Desde que a porta de ferro de sua lojinha permaneceu cerrada e cobriu-se de flores e mensagens, a nossa vida não é mais a mesma. As crianças colaram ali palavras ternas e pungentes: “obrigada pelo violão”, escreveu Candice; “você é meu companheiro”, assinou Paul.

Ainda não posso passar pelo número 18 daquela rua sem me lembrar que durante semanas a sua calçada transformou-se numa capela ardente.

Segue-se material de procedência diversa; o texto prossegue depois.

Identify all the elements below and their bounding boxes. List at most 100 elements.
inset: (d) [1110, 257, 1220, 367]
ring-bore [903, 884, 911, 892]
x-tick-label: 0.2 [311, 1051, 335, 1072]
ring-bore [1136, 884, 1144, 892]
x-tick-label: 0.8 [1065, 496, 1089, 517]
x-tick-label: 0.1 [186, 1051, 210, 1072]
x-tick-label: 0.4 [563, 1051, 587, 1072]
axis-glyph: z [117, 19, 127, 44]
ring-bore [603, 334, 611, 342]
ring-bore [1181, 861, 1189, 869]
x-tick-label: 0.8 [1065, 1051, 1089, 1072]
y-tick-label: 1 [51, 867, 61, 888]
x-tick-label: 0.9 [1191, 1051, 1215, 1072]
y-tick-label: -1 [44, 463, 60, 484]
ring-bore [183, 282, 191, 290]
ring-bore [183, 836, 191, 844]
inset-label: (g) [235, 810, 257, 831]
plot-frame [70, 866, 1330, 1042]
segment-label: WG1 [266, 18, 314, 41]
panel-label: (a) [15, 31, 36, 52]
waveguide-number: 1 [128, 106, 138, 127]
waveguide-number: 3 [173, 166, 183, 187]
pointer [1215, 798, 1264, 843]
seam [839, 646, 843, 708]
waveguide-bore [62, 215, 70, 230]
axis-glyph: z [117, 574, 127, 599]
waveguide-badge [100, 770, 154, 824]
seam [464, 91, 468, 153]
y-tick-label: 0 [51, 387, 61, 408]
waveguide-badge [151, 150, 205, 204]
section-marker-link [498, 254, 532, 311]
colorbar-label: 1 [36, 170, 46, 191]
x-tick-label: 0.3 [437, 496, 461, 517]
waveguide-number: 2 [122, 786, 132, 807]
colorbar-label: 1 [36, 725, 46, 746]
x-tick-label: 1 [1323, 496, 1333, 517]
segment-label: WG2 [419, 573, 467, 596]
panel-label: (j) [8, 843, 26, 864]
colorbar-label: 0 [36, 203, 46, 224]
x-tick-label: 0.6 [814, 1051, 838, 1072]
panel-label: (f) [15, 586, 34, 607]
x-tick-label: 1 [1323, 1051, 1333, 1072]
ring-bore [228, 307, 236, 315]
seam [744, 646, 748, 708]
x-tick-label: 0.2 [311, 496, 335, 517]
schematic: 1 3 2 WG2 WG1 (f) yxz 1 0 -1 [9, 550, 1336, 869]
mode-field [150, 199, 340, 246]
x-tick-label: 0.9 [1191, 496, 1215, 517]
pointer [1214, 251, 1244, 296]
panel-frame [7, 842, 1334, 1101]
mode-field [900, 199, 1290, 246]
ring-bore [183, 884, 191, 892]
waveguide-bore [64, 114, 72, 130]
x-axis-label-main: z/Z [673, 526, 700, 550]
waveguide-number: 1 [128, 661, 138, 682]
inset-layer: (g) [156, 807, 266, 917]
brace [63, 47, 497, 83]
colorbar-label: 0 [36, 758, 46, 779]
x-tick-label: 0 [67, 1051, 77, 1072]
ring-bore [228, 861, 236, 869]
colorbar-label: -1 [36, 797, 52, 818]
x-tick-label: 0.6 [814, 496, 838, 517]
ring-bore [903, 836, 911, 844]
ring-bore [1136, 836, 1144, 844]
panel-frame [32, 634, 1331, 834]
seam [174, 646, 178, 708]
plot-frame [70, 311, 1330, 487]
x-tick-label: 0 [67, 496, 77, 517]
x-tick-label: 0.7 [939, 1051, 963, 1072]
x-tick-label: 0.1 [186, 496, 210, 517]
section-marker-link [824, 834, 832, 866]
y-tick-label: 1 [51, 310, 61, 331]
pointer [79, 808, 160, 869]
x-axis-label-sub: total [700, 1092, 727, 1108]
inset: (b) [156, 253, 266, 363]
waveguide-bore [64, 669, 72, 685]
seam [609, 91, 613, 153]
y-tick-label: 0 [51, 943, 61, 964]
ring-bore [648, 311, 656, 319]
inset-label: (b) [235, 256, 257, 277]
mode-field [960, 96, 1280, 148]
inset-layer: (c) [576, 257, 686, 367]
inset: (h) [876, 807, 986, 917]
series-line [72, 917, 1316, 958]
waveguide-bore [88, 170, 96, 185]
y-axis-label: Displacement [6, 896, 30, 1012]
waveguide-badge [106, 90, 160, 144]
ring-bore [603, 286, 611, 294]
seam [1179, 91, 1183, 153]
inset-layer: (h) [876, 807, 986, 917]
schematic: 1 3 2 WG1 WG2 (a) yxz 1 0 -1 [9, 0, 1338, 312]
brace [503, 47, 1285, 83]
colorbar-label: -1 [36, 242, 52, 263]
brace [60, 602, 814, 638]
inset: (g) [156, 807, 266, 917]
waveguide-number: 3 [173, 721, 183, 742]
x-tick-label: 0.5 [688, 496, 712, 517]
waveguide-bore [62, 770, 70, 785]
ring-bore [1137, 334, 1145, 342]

Lembro da figura de Romain e do que ela representava em termos de amor à música, ao seu ofício e à liberdade. Ele ficará em nossas memórias para nos defender do fanatismo e  obscurantismo, os dois maiores perigos da humanidade.

Até a próxima que agora é hoje, tantos ainda tentam ressuscitar o gosto pela festa no Bataclan e em toda a cidade, porém ninguém consegue trazer de volta a despreocupação e alegria do mundo do jovem luthier!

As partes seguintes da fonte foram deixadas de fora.